The late Charles Lindsey was the son-in-law of the late William Lyon Mackenzie.

The plaintiff, George G. S. Lindsey, is the son and sole executor of Charles Lindsey.

Charles Lindsey was the owner of a large and valuable collection of books, papers, manuscripts, letters, etc., which had been the property of William Lyon Mackenzie. Prior to February, 1906, the publishing firm of Morang & Company had determined to have written for publication and sale, books on "The Makers of Canada."

To carry out this purpose Morang & Co. chose to include William Lyon Mackenzie in the series, and they employed the defendant to write that book.
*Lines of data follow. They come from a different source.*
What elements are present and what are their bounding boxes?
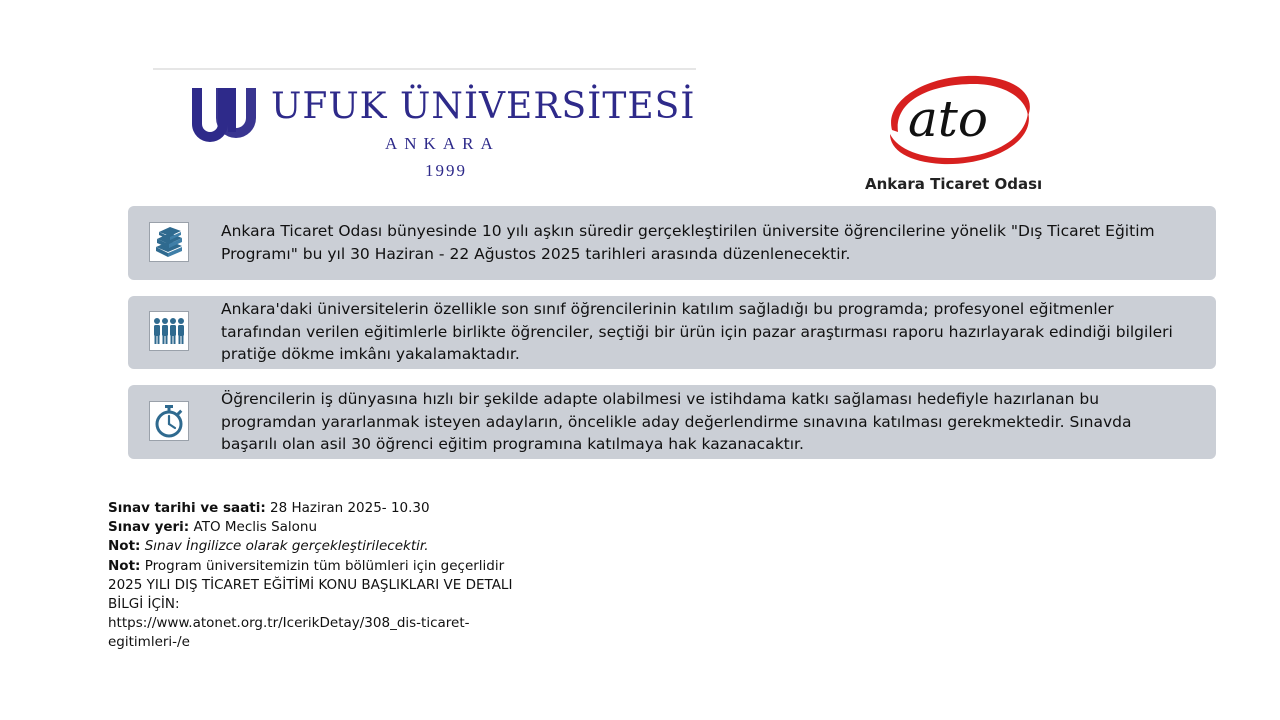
note-label: Not: (108, 557, 141, 574)
note-label: Not: (108, 538, 141, 555)
exam-date-value: 28 Haziran 2025- 10.30 (265, 500, 430, 516)
info-heading: 2025 YILI DIŞ TİCARET EĞİTİMİ KONU BAŞLIKLARI VE DETALI BİLGİ İÇİN: (108, 576, 513, 613)
note-language-line (108, 537, 548, 556)
exam-place-value: ATO Meclis Salonu (189, 519, 318, 536)
exam-place-line (108, 518, 548, 537)
ufuk-university-logo (153, 68, 696, 188)
books-icon (149, 222, 189, 262)
ufuk-university-city: ANKARA (385, 134, 500, 153)
exam-details (108, 499, 548, 653)
note-language-value: Sınav İngilizce olarak gerçekleştirilecektir. (140, 538, 429, 555)
info-box-text: Ankara Ticaret Odası bünyesinde 10 yılı aşkın süredir gerçekleştirilen üniversite öğrencilerine yönelik "Dış Ticaret Eğitim Programı" bu yıl 30 Haziran - 22 Ağustos 2025 tarihleri arasında düzenlenecektir. (221, 222, 1155, 263)
info-box-exam-requirement (128, 385, 1216, 459)
ufuk-university-name: UFUK ÜNİVERSİTESİ (271, 86, 696, 127)
ufuk-university-year: 1999 (425, 161, 467, 180)
exam-date-line (108, 499, 548, 518)
note-departments-line (108, 557, 548, 576)
ufuk-monogram-icon (188, 84, 262, 154)
info-box-text: Öğrencilerin iş dünyasına hızlı bir şekilde adapte olabilmesi ve istihdama katkı sağlaması hedefiyle hazırlanan bu programdan yararlanmak isteyen adayların, öncelikle aday değerlendirme sınavına katılması gerekmektedir. Sınavda başarılı olan asil 30 öğrenci eğitim programına katılmaya hak kazanacaktır. (221, 390, 1132, 453)
details-link[interactable]: https://www.atonet.org.tr/IcerikDetay/308_dis-ticaret-egitimleri-/e (108, 615, 470, 651)
svg-text:ato: ato (908, 90, 989, 148)
exam-date-label: Sınav tarihi ve saati: (108, 500, 266, 516)
group-icon (149, 311, 189, 351)
exam-place-label: Sınav yeri: (108, 519, 190, 536)
ato-mark-icon (878, 72, 1038, 172)
ato-caption: Ankara Ticaret Odası (865, 175, 1043, 193)
note-departments-value: Program üniversitemizin tüm bölümleri için geçerlidir (140, 557, 505, 574)
info-box-program-content (128, 296, 1216, 369)
info-box-program-dates (128, 206, 1216, 280)
info-box-text: Ankara'daki üniversitelerin özellikle son sınıf öğrencilerinin katılım sağladığı bu programda; profesyonel eğitmenler tarafından verilen eğitimlerle birlikte öğrenciler, seçtiği bir ürün için pazar araştırması raporu hazırlayarak edindiği bilgileri pratiğe dökme imkânı yakalamaktadır. (221, 300, 1173, 363)
stopwatch-icon (149, 401, 189, 441)
ato-logo (858, 72, 1058, 196)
In February, 1906, Charles Lindsey resided with the plaintiff, and at that time the defendant sought and obtained an introduction to the plaintiff, and requested to be allowed access to the Mackenzie collection. It is alleged that the defendant represented to the plaintiff that he, the defendant had undertaken to write the life of Mackenzie for the Morang & Company series; that the life so written would be to the satisfaction of Morang & Company; and that it would be published in the series mentioned.

It is further alleged that the defendant represented that the work would be entered upon by him in sympathy with the character he was to depict, exhibiting in the book Mackenzie as one of "The Makers of Canada." Upon this representation, the plaintiff, acting for his father, allowed the de

fendant free access to the collection to make copies of and extracts from documents, and, generally, to obtain such information as was available.
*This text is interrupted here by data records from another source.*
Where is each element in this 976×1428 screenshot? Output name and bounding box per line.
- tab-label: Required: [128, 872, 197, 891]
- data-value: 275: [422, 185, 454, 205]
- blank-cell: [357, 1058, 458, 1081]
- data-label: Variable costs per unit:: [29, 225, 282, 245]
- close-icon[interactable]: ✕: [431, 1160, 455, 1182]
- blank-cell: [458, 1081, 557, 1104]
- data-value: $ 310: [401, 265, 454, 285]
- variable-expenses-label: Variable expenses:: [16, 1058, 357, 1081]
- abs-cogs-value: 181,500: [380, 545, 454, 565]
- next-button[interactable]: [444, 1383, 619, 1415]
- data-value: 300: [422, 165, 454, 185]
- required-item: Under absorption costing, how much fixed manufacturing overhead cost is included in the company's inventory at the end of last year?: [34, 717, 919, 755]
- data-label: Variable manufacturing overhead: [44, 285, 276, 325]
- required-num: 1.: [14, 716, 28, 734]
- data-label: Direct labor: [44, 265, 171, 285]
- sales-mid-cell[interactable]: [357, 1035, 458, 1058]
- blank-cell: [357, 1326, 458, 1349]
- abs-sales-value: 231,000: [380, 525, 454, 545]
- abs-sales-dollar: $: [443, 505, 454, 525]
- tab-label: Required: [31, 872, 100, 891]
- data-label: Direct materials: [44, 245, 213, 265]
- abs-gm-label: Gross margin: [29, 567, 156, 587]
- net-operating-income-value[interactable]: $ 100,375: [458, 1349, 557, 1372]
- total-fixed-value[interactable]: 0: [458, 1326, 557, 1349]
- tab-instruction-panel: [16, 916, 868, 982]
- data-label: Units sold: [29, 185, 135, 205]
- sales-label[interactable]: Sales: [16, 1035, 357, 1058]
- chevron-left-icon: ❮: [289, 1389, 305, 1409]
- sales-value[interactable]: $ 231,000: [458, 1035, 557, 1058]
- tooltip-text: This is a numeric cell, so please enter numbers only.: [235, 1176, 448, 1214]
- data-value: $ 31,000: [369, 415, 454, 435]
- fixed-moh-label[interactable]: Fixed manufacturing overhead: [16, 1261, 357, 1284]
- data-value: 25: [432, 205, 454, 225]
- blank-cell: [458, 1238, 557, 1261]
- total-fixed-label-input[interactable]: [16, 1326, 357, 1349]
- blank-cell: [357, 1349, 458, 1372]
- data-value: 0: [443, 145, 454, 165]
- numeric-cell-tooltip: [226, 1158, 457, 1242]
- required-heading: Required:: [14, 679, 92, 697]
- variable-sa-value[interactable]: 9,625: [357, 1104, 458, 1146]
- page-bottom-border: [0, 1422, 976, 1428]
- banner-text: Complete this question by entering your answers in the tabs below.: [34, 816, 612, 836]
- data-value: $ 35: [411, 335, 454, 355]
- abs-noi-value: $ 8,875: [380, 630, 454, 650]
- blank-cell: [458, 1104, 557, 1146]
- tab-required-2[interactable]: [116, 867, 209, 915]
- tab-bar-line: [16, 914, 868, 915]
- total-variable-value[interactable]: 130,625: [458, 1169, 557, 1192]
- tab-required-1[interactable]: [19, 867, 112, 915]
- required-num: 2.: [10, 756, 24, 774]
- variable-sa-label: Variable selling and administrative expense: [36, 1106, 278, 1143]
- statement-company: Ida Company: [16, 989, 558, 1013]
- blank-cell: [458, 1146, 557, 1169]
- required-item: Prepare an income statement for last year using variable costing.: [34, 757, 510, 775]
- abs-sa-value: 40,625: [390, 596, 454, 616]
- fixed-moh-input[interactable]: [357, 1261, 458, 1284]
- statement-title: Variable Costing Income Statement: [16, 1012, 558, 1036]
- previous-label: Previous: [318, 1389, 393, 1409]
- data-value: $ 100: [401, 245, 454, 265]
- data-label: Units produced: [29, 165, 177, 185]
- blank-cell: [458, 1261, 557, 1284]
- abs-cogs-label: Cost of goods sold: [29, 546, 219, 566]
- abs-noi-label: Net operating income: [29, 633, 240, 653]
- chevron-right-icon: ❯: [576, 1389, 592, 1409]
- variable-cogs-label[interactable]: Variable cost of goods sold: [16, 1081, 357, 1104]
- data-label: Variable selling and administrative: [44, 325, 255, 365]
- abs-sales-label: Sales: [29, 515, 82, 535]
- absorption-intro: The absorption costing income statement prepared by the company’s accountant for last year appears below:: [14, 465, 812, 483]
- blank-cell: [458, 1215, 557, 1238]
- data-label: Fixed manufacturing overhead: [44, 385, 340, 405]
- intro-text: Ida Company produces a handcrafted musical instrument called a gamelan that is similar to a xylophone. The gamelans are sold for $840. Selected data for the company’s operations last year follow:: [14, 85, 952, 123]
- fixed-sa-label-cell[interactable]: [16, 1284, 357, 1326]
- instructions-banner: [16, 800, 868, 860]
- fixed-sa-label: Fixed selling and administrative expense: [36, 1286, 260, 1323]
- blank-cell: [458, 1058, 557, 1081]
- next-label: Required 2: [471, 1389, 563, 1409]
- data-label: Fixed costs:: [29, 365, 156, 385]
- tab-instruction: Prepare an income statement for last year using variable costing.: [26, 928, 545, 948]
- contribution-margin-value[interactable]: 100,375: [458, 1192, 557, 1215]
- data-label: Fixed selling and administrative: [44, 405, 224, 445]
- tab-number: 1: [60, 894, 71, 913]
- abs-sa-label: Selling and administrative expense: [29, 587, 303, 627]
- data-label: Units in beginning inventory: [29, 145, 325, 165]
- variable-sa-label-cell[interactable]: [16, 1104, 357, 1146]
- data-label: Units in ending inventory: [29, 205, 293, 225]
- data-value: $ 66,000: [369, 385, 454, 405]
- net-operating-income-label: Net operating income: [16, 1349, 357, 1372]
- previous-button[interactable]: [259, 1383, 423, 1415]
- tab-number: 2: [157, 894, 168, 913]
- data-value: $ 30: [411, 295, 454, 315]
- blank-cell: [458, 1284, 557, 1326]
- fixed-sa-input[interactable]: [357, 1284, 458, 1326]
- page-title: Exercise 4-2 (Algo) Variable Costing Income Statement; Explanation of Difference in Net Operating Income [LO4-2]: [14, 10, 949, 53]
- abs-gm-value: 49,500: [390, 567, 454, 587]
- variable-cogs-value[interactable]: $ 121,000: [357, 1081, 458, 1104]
The defendant for months resided in the plaintiff's house, and while there, obtained the information sought.

The defendant completed his manuscript, sent it to Morang & Company, and it was rejected.
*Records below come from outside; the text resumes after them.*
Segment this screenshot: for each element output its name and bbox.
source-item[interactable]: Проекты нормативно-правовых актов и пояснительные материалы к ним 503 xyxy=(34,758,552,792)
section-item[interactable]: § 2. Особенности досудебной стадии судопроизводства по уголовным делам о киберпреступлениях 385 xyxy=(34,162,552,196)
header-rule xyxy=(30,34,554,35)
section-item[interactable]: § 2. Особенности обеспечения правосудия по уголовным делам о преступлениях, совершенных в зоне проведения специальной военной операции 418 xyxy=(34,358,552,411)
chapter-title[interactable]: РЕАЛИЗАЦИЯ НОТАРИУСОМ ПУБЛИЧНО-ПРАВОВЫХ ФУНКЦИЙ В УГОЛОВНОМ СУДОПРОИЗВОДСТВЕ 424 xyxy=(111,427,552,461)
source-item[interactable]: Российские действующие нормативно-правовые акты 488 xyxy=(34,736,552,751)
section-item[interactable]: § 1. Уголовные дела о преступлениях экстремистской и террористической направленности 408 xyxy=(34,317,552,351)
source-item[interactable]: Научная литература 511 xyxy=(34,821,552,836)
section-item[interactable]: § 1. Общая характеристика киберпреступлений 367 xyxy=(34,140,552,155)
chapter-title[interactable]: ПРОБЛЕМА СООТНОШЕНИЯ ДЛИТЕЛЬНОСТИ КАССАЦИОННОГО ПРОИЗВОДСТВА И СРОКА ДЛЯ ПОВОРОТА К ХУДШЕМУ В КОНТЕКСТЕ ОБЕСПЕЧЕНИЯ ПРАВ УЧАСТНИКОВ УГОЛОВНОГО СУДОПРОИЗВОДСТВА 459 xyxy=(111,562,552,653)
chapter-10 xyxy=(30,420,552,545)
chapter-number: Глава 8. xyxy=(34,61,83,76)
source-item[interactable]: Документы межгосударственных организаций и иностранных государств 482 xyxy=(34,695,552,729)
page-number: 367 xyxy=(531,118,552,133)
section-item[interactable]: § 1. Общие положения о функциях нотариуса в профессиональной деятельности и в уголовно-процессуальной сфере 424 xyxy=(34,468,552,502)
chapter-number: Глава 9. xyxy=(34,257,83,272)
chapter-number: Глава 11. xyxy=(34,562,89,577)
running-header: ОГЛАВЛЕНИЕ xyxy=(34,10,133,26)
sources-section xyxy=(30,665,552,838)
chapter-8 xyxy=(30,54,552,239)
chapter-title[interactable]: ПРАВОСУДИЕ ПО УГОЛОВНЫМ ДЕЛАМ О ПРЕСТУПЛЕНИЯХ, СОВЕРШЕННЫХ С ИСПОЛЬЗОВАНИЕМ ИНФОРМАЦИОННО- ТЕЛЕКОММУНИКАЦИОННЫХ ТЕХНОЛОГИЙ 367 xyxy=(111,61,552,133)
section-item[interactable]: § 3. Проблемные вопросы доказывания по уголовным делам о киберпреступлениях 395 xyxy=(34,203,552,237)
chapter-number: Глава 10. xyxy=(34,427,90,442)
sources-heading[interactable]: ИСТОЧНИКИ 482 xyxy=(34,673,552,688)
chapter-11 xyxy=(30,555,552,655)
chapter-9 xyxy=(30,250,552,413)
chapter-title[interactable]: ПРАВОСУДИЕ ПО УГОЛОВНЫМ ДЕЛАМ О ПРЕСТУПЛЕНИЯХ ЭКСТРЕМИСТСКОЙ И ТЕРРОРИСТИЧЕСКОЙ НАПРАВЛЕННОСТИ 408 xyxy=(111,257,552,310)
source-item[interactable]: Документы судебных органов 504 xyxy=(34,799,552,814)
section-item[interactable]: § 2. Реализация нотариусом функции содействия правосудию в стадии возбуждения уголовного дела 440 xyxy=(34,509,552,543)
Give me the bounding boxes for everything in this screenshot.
The plaintiff says that by necessary implication from what took place, the agreement was that the defendant, in writing such life of Mackenzie, as one of the class mentioned, would make fair use of the material he found. The plaintiff charges that the defendant did not do so, and for that reason the life written by defendant was partizan and unfair; and in consequence thereof, the manuscript was rejected.

I have spent a great deal of time in reading with care most of the evidence, given at great length upon the trial of this action. No useful purpose will be served by my referring at length or quoting from the evidence.

It seems to me clear, that the plaintiff, and the late Charles Lindsey supposed that the defendant intended to write of William Lyon Mackenzie as one of the men in Canadian history, who can fairly be called, speaking colloquially, one of the "Makers of Canada." The conduct of the defendant and what he said, warranted the plaintiff and Charles Lindsey in so thinking. I must find as a fact, that the defendant gave the plaintiff and Charles Lindsey to understand that the views and feelings of the defendant towards Mackenzie were friendly, that his attitude in presenting Mackenzie to the public was a fair one, that he had no bias against Mackenzie, and that he had no feeling or opinion which would prevent him, as a writer, from truly presenting the facts and circumstances of Mackenzie's life and character. The defendant in my opinion, intended that the plaintiff and Charles Lindsey should believe as they did in reference to defendant's feeling and attitude.

At the time of defendant's arrangement with the plaintiff, the defendant did hold strong views against Mackenzie. At that time the defendant intended to write the life of Mackenzie on other than "conventional lines." He intended to write of Mackenzie, not as one of the makers of Canada in the general acceptation of that term, but as a "aller down," as was stated during the trial.